Employers added 261,000 jobs last month, and the unemployment rate dipped to 4.1 percent, its lowest level in nearly 17 years. But job growth was weaker than economists forecast. So was growth in wages: Average hourly earnings were up 2.4 percent from a year earlier, a slowdown from September’s growth, which was revised down to 2.8 percent. Workers have been waiting for the strengthening job market to lead to bigger paychecks.
Economists said the last two months’ jobs reports have been difficult to parse because of all the damage that hurricanes did across broad swaths of the economy. The government initially said employers cut 33,000 jobs in September, but it said on Friday that employment actually grew by 18,000 during the month.
Reports on the economy have been mostly encouraging recently, which has raised expectations that the Federal Reserve will raise interest rates at its next meeting in December.

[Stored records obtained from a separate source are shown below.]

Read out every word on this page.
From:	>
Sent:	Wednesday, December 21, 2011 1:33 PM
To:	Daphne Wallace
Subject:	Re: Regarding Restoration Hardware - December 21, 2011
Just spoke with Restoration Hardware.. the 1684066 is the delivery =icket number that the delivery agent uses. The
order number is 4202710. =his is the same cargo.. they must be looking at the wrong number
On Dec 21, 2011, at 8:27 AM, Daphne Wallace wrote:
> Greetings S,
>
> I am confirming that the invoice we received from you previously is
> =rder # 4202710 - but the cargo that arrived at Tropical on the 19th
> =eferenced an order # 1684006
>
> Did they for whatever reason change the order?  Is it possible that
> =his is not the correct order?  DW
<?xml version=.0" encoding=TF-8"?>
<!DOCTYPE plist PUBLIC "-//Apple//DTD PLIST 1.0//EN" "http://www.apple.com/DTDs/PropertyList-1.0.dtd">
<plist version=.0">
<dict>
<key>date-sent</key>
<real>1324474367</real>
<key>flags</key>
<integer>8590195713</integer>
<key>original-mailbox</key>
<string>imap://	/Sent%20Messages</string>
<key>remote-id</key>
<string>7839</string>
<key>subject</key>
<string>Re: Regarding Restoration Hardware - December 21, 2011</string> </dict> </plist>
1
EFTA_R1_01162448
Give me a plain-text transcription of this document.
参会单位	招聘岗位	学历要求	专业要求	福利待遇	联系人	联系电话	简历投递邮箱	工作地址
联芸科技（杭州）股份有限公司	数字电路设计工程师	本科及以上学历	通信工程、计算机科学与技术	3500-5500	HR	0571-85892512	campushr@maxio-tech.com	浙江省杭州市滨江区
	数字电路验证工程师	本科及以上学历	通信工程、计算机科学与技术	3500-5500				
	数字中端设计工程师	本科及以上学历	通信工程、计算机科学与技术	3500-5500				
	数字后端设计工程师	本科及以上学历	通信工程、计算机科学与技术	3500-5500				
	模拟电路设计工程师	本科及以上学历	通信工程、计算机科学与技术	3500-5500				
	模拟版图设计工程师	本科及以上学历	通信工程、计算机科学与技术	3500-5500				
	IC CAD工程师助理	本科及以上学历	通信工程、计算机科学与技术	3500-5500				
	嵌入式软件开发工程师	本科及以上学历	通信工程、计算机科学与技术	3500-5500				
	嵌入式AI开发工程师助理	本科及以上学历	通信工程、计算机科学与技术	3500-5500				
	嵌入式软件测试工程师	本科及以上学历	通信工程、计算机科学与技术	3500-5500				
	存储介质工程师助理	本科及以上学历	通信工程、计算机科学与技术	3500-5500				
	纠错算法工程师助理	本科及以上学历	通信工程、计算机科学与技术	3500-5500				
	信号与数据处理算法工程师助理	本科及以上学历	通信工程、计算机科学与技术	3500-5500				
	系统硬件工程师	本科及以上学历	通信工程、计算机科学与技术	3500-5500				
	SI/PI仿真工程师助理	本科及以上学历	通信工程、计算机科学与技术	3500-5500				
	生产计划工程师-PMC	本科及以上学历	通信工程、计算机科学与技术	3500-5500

It would be the third increase this year.
Economists said Friday’s jobs report likely won’t change that timetable.
The Fed is slowly reining in the stimulus it provided the economy following the Great Recession. Besides gradually raising interest rates, it’s also trimming its bond-investment portfolio. Economists expect the slow pace to continue, even as a new chairman arrives. President Donald Trump on Thursday nominated Jerome “Jay” Powell to succeed Janet Yellen, whose term expires in February.